Jusqu'à une date récente, cette politique était partagée par les quelques pays disposant de la capacité d'exporter ce type de systèmes. Cette position reposait sur le caractère stratégique de ces équipements mais aussi sur la volonté de ne pas diffuser des capacités de géoréférencement permettant de faciliter le guidage terminal des nouveaux systèmes d'armes (missiles de croisière notamment).
Le coût de ces système était aussi dissuasif pour de nombreux pays potentiellement clients.
Cette doctrine est actuellement en train d'évoluer. On peut par exemple noter la politique commerciale agressive de l'entreprise israélienne Imagesat qui met en _uvre le satellite dual EROS-A1 (1,8 m de résolution) et qui propose la vente de stations sol en liaison montante et descendante permettant au client d'accéder à un système « en exclusivité » sur une zone de couverture donnée. Ce concept peut paraître séduisant à de nombreuses puissances régionales qui disposeraient ainsi d'un équipement adapté à leurs besoins et à moindre coût. Imagesat évoque ainsi des perspectives d'exploitation d'une constellation de 7 à 8 satellites.
Le caractère dual des systèmes d'observation ne peut que se renforcer au vu des performances actuelles et annoncées prochainement en matière d'imagerie commerciale.

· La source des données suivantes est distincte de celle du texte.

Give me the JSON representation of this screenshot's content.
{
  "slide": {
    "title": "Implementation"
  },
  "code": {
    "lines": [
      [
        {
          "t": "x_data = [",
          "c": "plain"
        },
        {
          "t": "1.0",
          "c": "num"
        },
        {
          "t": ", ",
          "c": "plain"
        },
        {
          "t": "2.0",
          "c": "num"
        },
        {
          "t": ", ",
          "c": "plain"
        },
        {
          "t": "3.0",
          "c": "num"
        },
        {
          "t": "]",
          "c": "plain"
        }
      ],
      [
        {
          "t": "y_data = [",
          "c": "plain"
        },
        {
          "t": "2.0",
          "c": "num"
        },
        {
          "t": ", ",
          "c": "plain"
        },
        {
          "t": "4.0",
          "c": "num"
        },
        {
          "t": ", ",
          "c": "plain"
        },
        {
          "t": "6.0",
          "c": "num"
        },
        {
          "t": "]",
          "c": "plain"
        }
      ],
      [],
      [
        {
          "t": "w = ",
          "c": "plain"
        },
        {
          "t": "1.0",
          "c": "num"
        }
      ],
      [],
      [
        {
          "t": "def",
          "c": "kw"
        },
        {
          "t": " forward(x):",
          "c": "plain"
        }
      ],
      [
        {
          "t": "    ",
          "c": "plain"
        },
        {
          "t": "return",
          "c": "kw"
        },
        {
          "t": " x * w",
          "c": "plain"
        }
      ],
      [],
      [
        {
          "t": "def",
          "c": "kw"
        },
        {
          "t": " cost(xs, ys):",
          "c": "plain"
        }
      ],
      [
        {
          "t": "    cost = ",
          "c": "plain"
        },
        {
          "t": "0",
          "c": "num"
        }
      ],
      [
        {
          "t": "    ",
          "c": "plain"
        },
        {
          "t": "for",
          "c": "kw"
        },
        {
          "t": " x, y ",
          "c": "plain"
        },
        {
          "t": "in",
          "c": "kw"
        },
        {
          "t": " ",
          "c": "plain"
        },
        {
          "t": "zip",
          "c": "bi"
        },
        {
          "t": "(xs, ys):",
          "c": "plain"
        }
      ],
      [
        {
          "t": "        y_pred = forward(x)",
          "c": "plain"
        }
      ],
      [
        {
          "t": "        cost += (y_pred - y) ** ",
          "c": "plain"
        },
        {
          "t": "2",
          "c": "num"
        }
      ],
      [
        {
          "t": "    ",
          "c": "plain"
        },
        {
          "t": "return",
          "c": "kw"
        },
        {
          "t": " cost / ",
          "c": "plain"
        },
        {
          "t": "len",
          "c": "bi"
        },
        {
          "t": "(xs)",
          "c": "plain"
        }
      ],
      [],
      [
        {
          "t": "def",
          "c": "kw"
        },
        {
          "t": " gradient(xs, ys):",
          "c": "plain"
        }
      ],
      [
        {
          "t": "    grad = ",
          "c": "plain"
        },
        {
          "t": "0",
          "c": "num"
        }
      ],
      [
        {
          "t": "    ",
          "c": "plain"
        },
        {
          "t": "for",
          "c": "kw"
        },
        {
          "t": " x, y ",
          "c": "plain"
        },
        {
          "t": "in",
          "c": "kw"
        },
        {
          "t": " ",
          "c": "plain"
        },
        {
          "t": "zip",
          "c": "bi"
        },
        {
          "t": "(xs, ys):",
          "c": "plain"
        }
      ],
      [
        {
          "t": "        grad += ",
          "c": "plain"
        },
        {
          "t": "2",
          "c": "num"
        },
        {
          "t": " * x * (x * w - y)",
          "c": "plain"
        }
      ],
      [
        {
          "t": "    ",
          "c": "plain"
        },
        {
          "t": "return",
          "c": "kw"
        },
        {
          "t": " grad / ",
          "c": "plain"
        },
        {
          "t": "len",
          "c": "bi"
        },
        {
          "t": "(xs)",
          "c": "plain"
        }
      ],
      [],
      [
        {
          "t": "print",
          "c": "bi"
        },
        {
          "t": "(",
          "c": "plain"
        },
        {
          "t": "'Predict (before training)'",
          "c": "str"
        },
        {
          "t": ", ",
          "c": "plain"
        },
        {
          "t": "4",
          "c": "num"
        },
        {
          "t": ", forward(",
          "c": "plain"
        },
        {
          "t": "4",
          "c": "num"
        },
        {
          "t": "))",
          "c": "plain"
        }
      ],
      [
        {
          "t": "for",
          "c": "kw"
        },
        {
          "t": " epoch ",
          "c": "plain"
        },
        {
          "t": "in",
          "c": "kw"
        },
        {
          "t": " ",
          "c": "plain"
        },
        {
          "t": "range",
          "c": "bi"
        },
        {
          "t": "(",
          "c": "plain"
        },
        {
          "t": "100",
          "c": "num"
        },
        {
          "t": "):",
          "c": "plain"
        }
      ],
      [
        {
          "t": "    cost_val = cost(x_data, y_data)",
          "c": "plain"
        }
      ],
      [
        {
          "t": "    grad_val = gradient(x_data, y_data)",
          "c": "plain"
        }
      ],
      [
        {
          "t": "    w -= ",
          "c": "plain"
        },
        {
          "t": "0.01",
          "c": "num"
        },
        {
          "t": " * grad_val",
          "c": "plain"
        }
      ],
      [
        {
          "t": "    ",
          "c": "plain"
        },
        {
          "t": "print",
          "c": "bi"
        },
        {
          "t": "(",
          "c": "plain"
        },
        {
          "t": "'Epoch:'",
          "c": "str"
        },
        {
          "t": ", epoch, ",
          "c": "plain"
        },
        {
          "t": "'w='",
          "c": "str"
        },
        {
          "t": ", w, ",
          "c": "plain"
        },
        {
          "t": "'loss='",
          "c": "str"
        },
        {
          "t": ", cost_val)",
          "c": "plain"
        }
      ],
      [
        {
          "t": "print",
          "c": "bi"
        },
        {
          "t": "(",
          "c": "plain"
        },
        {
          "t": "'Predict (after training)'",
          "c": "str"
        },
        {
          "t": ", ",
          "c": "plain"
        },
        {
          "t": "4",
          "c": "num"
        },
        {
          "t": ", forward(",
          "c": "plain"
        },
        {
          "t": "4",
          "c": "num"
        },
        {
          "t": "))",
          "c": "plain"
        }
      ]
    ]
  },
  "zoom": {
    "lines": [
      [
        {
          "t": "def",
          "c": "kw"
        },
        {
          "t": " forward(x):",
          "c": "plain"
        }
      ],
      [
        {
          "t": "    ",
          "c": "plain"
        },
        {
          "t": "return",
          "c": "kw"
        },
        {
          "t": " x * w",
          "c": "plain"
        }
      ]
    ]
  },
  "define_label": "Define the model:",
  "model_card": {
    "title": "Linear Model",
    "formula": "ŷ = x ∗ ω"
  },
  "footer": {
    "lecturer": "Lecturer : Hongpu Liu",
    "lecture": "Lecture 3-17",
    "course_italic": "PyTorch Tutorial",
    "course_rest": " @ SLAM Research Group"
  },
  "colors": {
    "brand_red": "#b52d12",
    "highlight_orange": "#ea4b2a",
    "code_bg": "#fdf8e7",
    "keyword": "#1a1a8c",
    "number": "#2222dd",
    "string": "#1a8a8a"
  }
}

C.- UNE OFFRE COMMERCIALE CROISSANTE
L'observation de la Terre est une activité duale qui intéresse le monde civil comme le monde militaire. En France, cette dualité a été une constante et les deux systèmes ont toujours collaboré via le Centre national d'études spatiales (CNES). Avant le lancement d'Helios, la Défense a largement utilisé les produits SPOT et elle continue de le faire actuellement de manière plus réduite, notamment pour ses besoins cartographiques. L'armée américaine elle-même a largement utilisé les ressources de SPOT, notamment en mettant au point une station transportable capable d'exploiter l'imagerie commerciale et dénommée Eagle vision. Le centre satellitaire de l'Union de l'Europe occidentale (UEO) à Torrejon a aussi largement utilisé l'imagerie commerciale, qu'elle soit optique (SPOT, Landsat, IRS) ou radar (ERS, Radarsat).
Les relations entre les systèmes civils et militaires se posent actuellement avec une acuité redoublée du fait d'une triple évolution des capacités civiles :
- amélioration des performances ;
- dissémination géographique ;
- libéralisation des conditions de vente par les États-Unis.
Le tableau ci-après retrace l'évolution de l'offre commerciale optique à travers ses principaux systèmes.
ÉVOLUTION DE L'IMAGERIE COMMERCIALE OPTIQUE | |
Satellites |
Résolution (panchromatique) |
En activité |
|
SPOT 1,2 et 4 (France) |
10 M |
LANDSAT 4 et 5 (États-Unis) |
30 M |
IRS 1-C (Inde) |
6 M |
IKONOS 2 (États-Unis) |
0,8 M |
EROS - A1 (Israël) |
1,8 M |
Prévus |
|
ORBVIEW 3 - 4 (États-Unis 2001) |
< 1 M |
QUICK BIRD 2 (États-Unis 2001) |
0,6 M |
SPOT 5 (France 2002) |
3 M |
IKONOS 3 (États-Unis 2005) |
0,50 M |
PLÉIADES (France Horizon 2006) |
0,8 M |
ÉROS B1 (Israël) |
0,5 M |
Dans le domaine de l'imagerie commerciale, ce sont les États-Unis qui inspirent la doctrine de sécurité du fait de l'offre représentée par trois sociétés qu'ils contrôlent : Space Imaging (Ikonos), Orbimage (Orbview) et Earthwatch (Quickbird).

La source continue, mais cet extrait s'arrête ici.